If, like me, you have an incredibly acute athletic physiology, you begin the eternal battle of sweat management. You remove a jacket. Still too warm. Remove a polar fleece. Remove your micro-fleece shirt. You are now walking in just a woollen thermal top. You unzip the sides of your down pants. Remove your beanie. Your windward ear loses communication with the rest of your body within minutes. You remove your neck warmer and put your beanie back on. Your sunglasses fog up; removing them for a minute or two you walk with eyes wide shut, forgetting that when you put them back on they will have iced up. Your beard begins to freeze solid, and your nose is painfully cold. You pull a balaclava over your mouth and nose; it is rapidly saturated by condensing breath and melting beardicles. The balaclava is pulled back down over your throat, where it quickly freezes solid, useless for the remainder of the day. At least the ice collar blocks the wind. When you finally arrive at the site, perhaps after more than two hours of hard walking (anything over 2-3 km/hr is pretty good going in this terrain), you put every single item of clothing back on, hoping to halt the prompt cooling induced by evaporating sweat in a light breeze below -15 °C. Life is good.
You get to work, after a minor argument with teammates over who will wear the nitrile gloves (AKA blue death gloves) to take the sterile soil sample. If you are the (un)lucky one, sample collection is followed by many minutes of stomping around with hands down your pants or in your armpits, cursing every single person remotely connected to the invention and manufacture of such thin, sweat-inducing, heat-conducting instruments of torture. Notes are taken about the site; position, elevation, slope, temperatures (air and soil surface), geomorphology etc. Vegetation is searched for (fruitlessly at Menzies it appears). Quartz stones are overturned in the hope of finding a hypolith (algae, fungi and/or moss taking advantage of the contrasting shelter and light transmittance of the semi-translucent quartz). Flat dark stones are also overturned in the quest for springtails and mites. Nada. Zip. Zero. Nothing. Menzies appears deader than a dead thing. Yet you know there are some tenacious microbes eking out an existence in this sparse soil; you pronounce this fact yet again to an incredulous geologist.
You move on to the next site, sweat management again an issue. You may stop for lunch. A cup of hot maggi soup. A mountain bread roll, defrosted mouthful by mouthful. A mars bar which cracks rather than stretches; this brittle failure more reminiscent of a crunchie bar in the real world. You drink some water, perhaps having to take the ice axe to the mouth of your bottle before the crucial hydration can commence. You walk. You sample. You walk. You sample. It is somewhat of a groundhog day, the monotony pleasantly broken by some of the most beautiful vistas you will ever see. Judgement of distance is a problem; with no trees or anything of recognisable scale it is easy to underestimate the time needed to return to camp, or climb a steep scree. More than one team member has experienced a longer than planned day thanks to Adrian “it’s-not-that-far” Corvinho.

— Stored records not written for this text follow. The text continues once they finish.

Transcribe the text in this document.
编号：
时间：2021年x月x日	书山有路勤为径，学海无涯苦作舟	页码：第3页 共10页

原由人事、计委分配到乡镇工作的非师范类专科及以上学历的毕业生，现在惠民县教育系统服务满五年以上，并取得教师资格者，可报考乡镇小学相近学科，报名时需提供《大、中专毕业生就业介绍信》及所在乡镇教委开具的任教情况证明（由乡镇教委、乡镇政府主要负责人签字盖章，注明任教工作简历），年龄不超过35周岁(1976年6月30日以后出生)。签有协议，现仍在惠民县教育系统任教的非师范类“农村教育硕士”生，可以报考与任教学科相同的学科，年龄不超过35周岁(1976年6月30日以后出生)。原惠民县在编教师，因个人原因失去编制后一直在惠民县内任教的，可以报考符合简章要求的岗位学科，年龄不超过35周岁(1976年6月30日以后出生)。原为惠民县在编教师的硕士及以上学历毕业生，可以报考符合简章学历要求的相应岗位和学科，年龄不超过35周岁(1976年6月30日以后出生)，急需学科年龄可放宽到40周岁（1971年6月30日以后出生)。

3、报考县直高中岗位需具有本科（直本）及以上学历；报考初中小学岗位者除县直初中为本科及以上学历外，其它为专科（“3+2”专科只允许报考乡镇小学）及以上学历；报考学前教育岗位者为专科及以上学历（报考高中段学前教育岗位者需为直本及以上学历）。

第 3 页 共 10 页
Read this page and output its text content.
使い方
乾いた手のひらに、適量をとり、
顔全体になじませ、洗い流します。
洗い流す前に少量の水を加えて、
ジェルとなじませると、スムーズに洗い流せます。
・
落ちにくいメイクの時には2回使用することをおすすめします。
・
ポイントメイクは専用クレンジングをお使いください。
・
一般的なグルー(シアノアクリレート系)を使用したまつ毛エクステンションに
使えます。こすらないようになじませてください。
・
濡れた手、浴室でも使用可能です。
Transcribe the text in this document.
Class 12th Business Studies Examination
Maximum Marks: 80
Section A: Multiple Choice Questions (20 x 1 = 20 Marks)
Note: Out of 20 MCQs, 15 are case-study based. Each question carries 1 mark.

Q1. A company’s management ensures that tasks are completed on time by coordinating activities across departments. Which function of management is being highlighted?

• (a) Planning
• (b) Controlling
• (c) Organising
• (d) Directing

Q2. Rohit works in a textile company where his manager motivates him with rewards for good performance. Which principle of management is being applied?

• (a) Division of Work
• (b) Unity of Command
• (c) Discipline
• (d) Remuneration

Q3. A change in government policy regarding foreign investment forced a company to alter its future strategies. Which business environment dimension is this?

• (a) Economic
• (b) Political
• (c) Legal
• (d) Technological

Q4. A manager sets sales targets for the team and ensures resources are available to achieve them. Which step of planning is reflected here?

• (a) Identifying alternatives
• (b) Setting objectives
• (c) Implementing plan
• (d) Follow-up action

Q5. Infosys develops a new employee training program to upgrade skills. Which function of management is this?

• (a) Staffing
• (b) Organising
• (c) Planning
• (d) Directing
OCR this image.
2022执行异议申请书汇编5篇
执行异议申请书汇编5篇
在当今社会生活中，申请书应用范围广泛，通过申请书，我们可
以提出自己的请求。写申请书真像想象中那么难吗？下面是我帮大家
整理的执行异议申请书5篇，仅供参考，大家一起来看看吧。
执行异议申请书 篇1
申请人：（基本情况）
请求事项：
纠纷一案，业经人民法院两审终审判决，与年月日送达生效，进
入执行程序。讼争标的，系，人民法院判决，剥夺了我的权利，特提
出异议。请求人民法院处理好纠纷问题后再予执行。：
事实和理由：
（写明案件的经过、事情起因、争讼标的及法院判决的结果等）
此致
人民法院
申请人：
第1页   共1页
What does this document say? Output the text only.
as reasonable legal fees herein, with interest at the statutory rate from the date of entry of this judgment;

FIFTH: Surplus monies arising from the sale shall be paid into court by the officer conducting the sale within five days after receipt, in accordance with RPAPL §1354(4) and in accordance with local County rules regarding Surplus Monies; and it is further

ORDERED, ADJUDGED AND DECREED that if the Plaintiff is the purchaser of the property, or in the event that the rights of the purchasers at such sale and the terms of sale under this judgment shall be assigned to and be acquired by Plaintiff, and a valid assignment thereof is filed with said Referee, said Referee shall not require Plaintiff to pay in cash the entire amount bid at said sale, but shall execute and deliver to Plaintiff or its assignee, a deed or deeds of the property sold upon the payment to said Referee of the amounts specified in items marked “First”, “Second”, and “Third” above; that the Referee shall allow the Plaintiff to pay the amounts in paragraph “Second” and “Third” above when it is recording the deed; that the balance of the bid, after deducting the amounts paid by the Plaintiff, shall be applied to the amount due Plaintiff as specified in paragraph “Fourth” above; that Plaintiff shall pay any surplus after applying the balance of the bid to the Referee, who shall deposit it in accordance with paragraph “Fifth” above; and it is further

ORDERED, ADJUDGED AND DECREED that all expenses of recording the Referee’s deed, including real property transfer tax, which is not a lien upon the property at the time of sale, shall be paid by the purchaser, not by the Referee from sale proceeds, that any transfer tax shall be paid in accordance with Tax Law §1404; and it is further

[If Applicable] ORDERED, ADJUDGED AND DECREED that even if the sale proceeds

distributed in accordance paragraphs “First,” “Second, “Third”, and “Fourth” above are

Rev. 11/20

You return to camp tired, sore and hungry; your pack having gained weight via samples throughout the day. Ice is melted and subsequently boiled, tea is drunk. Dinner is lovingly prepared, taking over an hour to concoct, yet disappearing in mere minutes. You are fortunately blessed with a generous food supply and gourmet-quality team mates. The menu may consist of mushroom risotto with lemon pepper salmon steaks, or caramelised onion and sundried tomato sausages with garlic instant mash and peas. You eat well. Tea, tim-tams and chocolate follow. Occasionally a splash of port or rum (with crackling glacial ice) rounds off a particularly strenuous or successful day.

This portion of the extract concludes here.